Yesterday Chancellor Philip Hammond announced his Autumn Statement to parliament. The update of the government’s taxation and spending plans is meant to make Britain“ready to seize the opportunities of leaving the European Union”.
For a full summary of the statement visit HM Treasury Autumn Statement 2016.
Below is a recap of key points with a direct impact on the businesses community:
Committing to cutting corporation tax to 17% by 2020
The main rate of corporation tax has already been cut from 28% in 2010 to 20%, and will be cut again to 17% by 2020, by far the lowest in the G20 and benefitting over 1 million businesses.
£400 million through the British Business Bank to invest in growing innovative firms
The funds will be invested in innovative small businesses with potential for growth, to provide the finance that they need to expand. This will support up to £1 billion of new investment.
Rural Rate Relief will increase to 100%
Rural rate relief will increase from 50 to 100% in April 2017, saving a business up to £2900 a year.
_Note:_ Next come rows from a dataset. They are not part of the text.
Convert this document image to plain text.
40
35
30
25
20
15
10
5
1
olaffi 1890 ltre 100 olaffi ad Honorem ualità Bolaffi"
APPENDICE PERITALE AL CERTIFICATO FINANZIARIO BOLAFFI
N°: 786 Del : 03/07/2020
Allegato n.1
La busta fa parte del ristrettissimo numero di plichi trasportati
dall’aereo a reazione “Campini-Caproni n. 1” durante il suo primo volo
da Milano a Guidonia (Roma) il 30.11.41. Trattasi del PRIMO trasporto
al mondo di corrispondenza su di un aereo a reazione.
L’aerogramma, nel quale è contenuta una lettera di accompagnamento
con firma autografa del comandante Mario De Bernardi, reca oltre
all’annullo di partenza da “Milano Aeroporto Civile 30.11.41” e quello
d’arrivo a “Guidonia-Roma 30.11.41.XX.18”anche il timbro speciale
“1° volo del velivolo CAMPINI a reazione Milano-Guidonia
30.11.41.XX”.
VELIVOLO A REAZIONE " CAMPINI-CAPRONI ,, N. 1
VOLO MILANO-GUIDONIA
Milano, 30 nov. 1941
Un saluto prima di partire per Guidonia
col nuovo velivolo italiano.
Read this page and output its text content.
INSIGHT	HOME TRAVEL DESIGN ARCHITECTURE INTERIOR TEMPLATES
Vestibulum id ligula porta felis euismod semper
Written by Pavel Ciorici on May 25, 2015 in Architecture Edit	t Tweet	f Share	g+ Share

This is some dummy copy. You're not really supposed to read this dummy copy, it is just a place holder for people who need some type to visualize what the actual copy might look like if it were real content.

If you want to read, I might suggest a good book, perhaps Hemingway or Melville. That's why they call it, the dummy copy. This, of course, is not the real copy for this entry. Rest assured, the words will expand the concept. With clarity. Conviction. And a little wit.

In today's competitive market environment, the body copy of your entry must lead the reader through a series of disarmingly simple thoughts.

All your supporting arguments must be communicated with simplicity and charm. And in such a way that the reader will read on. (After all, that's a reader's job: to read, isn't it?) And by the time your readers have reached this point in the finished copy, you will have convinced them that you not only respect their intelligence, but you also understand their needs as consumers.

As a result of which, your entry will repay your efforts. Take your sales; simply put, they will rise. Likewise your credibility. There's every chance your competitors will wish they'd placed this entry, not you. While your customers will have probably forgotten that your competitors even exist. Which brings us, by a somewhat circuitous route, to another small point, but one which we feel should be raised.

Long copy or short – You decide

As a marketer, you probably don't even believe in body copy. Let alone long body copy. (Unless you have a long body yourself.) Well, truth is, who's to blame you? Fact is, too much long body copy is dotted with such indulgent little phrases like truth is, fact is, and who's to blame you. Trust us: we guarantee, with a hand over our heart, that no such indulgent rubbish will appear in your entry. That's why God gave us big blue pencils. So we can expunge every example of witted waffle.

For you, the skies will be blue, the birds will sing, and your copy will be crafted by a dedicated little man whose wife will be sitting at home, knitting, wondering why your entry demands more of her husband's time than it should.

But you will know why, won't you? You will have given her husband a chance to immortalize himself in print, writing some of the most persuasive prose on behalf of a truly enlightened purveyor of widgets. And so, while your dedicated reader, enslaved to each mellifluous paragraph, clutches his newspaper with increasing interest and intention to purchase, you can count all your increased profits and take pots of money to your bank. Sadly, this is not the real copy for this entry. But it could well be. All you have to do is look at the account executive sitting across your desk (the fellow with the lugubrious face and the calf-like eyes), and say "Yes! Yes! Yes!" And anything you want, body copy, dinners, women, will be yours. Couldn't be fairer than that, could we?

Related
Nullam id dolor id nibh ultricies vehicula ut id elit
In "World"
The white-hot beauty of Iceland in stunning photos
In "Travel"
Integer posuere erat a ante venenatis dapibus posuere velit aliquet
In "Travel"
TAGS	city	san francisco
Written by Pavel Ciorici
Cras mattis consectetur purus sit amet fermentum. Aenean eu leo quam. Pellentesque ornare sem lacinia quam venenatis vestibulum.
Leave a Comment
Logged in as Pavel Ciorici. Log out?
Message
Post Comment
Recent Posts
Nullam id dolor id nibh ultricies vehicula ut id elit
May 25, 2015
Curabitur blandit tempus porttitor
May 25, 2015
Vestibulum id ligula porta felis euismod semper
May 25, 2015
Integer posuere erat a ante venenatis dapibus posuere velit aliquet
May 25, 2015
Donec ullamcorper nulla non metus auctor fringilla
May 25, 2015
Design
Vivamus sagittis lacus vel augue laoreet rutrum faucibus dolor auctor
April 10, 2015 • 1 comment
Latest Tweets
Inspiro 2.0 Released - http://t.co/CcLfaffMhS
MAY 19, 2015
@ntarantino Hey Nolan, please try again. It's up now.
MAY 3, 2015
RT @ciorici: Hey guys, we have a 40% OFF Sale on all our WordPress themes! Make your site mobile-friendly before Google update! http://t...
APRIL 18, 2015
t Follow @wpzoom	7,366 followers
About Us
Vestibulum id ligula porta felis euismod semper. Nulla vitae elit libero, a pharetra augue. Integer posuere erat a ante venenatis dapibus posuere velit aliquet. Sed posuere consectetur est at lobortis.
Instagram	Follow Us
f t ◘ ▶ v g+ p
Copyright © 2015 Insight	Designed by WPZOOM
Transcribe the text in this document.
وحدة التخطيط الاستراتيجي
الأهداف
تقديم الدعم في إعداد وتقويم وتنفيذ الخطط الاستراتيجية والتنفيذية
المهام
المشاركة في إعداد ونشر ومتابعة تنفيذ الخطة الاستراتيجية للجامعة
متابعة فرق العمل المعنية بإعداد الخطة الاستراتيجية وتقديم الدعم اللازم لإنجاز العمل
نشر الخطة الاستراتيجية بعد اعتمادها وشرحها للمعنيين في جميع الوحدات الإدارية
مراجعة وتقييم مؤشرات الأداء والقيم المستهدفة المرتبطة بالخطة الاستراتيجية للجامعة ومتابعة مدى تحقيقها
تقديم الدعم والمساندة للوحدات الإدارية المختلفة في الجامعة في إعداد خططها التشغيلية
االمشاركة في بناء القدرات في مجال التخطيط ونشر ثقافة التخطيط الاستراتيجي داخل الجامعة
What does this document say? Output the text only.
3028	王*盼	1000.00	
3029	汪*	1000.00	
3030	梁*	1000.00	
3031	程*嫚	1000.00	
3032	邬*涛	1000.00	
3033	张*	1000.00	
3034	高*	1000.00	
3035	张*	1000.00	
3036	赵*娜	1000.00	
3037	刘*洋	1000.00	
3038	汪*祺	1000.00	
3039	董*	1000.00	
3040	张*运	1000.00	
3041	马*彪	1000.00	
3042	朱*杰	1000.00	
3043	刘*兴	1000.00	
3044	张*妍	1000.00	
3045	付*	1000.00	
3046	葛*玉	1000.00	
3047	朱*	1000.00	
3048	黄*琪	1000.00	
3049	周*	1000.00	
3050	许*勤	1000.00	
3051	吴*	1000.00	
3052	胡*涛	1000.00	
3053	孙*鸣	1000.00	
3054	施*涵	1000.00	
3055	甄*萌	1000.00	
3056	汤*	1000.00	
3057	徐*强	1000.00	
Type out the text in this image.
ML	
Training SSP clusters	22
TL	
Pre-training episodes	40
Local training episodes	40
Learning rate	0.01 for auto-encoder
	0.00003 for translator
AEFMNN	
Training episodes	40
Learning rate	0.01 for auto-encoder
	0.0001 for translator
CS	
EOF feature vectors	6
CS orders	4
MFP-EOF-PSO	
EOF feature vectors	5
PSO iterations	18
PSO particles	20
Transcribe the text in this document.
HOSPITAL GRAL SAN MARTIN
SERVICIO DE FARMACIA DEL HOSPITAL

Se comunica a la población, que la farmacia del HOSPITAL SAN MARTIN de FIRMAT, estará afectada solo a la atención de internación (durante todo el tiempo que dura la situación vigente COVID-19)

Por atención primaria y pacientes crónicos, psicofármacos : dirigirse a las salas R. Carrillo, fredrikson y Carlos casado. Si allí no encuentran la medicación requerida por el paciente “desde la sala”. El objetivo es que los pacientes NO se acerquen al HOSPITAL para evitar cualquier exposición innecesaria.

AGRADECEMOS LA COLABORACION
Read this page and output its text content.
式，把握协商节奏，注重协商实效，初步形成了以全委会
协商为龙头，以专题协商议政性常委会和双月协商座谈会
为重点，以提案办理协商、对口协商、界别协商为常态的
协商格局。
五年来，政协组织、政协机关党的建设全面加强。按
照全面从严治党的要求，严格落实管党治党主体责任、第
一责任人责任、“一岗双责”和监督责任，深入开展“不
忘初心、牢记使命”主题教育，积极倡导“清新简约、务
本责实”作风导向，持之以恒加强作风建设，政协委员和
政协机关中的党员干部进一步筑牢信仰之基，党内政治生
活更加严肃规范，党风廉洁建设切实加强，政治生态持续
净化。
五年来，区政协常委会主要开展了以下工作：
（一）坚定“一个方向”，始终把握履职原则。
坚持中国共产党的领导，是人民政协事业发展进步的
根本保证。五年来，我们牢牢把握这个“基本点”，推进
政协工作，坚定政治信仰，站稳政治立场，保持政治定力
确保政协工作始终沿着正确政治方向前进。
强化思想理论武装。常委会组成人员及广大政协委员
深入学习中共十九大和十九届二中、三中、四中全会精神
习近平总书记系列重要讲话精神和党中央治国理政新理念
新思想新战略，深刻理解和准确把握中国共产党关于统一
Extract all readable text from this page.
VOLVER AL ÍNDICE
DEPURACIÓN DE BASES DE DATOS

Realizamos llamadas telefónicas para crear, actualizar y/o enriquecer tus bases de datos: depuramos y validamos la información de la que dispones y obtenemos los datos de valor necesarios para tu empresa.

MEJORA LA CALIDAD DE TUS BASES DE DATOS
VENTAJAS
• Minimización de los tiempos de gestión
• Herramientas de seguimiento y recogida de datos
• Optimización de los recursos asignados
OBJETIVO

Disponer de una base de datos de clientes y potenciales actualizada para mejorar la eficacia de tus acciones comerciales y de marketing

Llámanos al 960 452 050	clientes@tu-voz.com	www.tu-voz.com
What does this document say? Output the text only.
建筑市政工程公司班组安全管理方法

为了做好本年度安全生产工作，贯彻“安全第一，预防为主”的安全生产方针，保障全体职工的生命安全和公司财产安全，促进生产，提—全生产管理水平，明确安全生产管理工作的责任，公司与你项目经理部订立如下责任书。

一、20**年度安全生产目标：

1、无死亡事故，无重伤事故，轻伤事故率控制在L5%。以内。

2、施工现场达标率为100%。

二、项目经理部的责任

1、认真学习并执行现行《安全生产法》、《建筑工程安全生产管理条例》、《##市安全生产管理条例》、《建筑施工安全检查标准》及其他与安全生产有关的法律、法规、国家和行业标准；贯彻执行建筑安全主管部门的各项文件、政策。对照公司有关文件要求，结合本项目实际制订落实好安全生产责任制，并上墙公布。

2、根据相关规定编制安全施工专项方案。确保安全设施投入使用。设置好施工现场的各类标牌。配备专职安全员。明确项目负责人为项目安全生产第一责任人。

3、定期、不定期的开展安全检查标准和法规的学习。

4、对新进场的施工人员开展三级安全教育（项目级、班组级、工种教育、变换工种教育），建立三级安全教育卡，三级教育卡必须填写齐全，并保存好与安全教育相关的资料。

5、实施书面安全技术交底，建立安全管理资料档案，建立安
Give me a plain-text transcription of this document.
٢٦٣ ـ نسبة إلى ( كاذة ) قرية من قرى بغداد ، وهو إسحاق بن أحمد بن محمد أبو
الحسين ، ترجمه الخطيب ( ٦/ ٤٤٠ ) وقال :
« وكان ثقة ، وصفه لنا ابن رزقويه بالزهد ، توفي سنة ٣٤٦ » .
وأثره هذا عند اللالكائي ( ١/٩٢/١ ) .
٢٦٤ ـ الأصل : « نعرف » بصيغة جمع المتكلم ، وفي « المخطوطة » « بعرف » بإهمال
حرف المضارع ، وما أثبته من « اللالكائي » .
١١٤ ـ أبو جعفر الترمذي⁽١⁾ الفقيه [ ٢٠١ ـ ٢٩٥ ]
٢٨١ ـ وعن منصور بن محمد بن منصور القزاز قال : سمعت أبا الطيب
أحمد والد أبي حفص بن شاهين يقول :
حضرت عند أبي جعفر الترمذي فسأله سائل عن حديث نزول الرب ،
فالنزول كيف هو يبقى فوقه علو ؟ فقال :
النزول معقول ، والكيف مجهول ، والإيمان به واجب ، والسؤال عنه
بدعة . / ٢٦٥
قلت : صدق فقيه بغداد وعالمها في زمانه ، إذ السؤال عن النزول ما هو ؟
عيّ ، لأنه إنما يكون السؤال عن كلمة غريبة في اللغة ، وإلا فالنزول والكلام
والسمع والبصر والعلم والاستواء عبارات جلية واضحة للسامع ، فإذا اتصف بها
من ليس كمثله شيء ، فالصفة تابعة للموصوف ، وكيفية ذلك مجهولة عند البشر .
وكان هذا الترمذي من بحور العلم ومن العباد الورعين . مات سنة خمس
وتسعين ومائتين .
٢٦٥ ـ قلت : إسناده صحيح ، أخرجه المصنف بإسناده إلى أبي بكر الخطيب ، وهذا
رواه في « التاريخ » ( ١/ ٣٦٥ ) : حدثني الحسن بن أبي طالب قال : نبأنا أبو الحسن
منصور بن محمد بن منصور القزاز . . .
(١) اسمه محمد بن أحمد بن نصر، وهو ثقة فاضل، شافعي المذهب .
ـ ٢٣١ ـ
This business rate relief is available to businesses in rural areas with a population under 3,000.
Clear and timely action will be required for continued British business success
Spotcap Managing Director Niels Turfboer provided commentary on the statement across international and national media stressing the imporance of clear and timely action.
“The British government and regulators have done an amazing job, which is unparalleled in Europe, in making London a global fintech leader. Going forward they need to emphasise that they will continue backing the development of this quickly growing scene.”
- CNBC
“London is currently the world’s largest centre for fintech with investment growing faster here than anywhere in the world. In 2015 it generated £6.6bn in revenue, attracted £524m in investment and employed 61,000 people. The Autumn Statement provided the government with an opportunity to support this industry and protect the UK’s role as a global leader in financial services.”
- AltFi News
“SMEs currently account for 99.9% of the UK’s private sector companies and will contribute £217 billion to the economy by 2020.
It is important to remember that following the Brexit announcement, a fall in interest rates and a predicted spike in inflation, SMEs are coping with huge challenges and an uncertain economic outlook. They need reason to feel confident.
Some of the points mentioned will indirectly help drive SME growth. However, the overall verdict is that the Chancellor could have provided more specific initiatives on how to boost overall SME growth–a corner-stone of the British economy.
For example he could have addressed access to finance for SMEs, which will be an important aspect of helping increase productivity and competitiveness that is a current focus for the government.”